When news of the National Security Agency's online surveillance program Prism broke last week, big tech companies reported to be involved, including Facebook, Google, and Microsoft, were quick to publish carefully worded denials. Those denials, however, left some wiggle room, and it now seems that there was some form of cooperation: Over the weekend, The New York Times reported that company insiders admitted that although they did not provide direct access to their servers, they did "comply with individual court orders, including under FISA [the Foreign Intelligence Surveillance Act]."
Several of those denials also contained interesting calls for greater transparency. Google, for example, responded that "this episode confirms what we have long believed—there needs to be a more transparent approach. Google has worked hard, within the confines of the current laws, to be open about the data requests we receive," and declared that "the level of secrecy around the current legal procedures undermines the freedoms we all cherish."
In retrospect, this passage is rather telling, because it now looks as if one of the reasons for the swift denials was that the companies were legally prohibited from discussing the content of FISA requests, or even acknowledging their existence.

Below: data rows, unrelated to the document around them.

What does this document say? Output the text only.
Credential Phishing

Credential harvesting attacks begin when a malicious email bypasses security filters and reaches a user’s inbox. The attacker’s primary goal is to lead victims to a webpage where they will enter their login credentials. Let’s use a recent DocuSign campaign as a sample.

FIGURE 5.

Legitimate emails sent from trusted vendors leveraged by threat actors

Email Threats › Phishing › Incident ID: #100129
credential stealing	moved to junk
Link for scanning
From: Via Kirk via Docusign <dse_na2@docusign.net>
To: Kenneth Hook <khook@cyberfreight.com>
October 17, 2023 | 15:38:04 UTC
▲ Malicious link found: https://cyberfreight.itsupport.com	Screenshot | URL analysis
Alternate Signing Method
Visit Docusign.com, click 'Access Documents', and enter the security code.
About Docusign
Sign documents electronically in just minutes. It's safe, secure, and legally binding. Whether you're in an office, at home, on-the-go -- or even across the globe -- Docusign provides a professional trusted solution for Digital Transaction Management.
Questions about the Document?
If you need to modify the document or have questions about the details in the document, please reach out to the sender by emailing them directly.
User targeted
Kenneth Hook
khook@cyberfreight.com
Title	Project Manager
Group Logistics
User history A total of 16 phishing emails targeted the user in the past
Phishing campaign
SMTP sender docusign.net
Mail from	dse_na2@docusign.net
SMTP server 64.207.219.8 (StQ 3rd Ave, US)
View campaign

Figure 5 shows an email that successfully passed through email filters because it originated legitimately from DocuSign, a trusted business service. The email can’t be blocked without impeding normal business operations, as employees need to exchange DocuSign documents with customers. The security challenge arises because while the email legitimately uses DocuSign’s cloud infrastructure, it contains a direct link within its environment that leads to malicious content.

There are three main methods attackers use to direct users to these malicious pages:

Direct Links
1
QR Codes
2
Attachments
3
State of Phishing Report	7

Google has now openly confirmed that it received and complied with FISA requests, and along with Microsoft and Facebook, has called for the government to allow greater disclosure of the requests it receives and complies with. Via The New York Times:
Google, Facebook and Microsoft on Tuesday asked the government for permission to reveal details about the classified requests they receive for the personal information of foreign users.
They made the request after revelations about the National Security Agency's secret Internet surveillance program, known as Prism, for collecting data from technology companies like e-mail messages, photos, stored documents, videos and online chats. The collection is legally authorized by the Foreign Intelligence Surveillance Act, which forbids companies from acknowledging the existence of requests or revealing any details about them.
Google for the first time publicly acknowledged it had received FISA requests and said it had complied with far fewer of the requests than it received. Facebook and Microsoft did not go as far as discussing requests they had received but, like Google, said they wanted to be able to publish information on the volume and scope of the government requests.
Here's an example of how limited Google is right now in terms of what it can reveal:
Google has said it scrutinizes each government request and narrows the scope if it is overly broad. In 2010, it became the first major tech company to publish a transparency report detailing certain government requests for user information. In March, after long negotiations with law enforcement, it added national security letters, which the F.B.I. uses to ask for information and which companies are generally not permitted to disclose. Still, Google was allowed to report only that it received zero to 999 such letters.
Just like the restrictions that legislators face on revealing even the most basic surveillance program details to the public, the level of secrecy here is effectively designed to make oversight all but impossible. You can't make an informed judgment, or have a meaningful public debate, about what the government's doing because the people and organizations who know aren't allowed to tell you.